Les candidats à l’installation, qui font appel à Initiative Agri Nouvelle Aquitaine, sont des femmes et des hommes diplômés mais pas forcément en agriculture. Ils se reconvertissent professionnellement dans cette activité après avoir exercé d’autres fonctions pendant plus de dix, voire, vingt ans.
Parmi ces candidats, la tranche d’âge des 30-40 ans est majoritaire. Leur attrait pour la Dordogne s’explique par les opportunités qu’offrent le département, le climat (on peut tout faire) et par le prix du foncier bon marché.
Et parmi l’ensemble des porteurs de projets, seuls 10 % sont étrangers. Cette année, Initiative Agri Nouvelle Aquitaine accordera un prêt d’honneur à Rustem, un agriculteur kurde de Turquie, éleveur d’ovins et producteur de noix depuis quelques mois. Fils de maquignon, il est le premier Turc a acquérir en France le statut d’agriculteur.

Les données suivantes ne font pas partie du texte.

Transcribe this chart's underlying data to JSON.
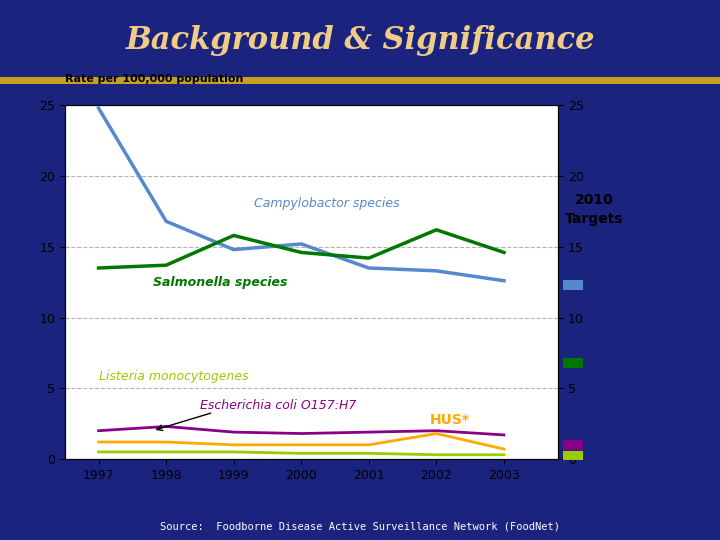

Le projet initiative Périgord fait des émules. En Auvergne, de département de l’Ariège se lance seule dans le dispositif. La région Nord semble étendre son programme d’installation qu’elle avait lancé il y a plus de vingt ans pour faciliter la reconversion de chômeurs vers une agriculture privilégiant les circuits courts. Dans cette région fortement peuplée, l’agriculture périurbaine est commune.
Pour le candidat : ne pas être éligible à la DJA (pour les moins de 40 ans : non titulaires d’un diplôme de niveau 4 agricole et ne pouvant pas bénéficier de la dérogation)
Au moment du dépôt de la demande : ne pas être installé, ou être installé depuis moins d’un an (inscription MSA). Les agriculteurs déjà installé comme cotisant solidaire ou à titre secondaire sont aussi éligibles à Initiative Agri Nouvelle Aquitaine.
Dans tous les cas de figure, le projet doit aboutir à l’installation d’un chef d’exploitation à titre principal au moment du déblocage du prêt d’honneur.
Da Le plan de financement doit obligatoirement comporter :
– un emprunt bancaire qui doit être supérieur ou égal au prêt d’honneur ;
– si possible un apport personnel qui peut être valorisé en nature (foncier inclus) et/ou en numéraire.
Investissements pris en compte pour l’évaluation du montant du prêt d’honneur : tous les types d’investissements liés à l’exploitation agricole peuvent être pris en compte pour l’évaluation du montant du prêt d’honneur : parts sociales, moyens de production neufs ou occasion, foncier, cheptel, besoin en fonds de roulement …
Apports personnels : tous les apports personnels valorisés en nature peuvent être pris en compte : matériel, foncier, cheptel…Ils doivent être justifiés au moment du décaissement du prêt d’honneur.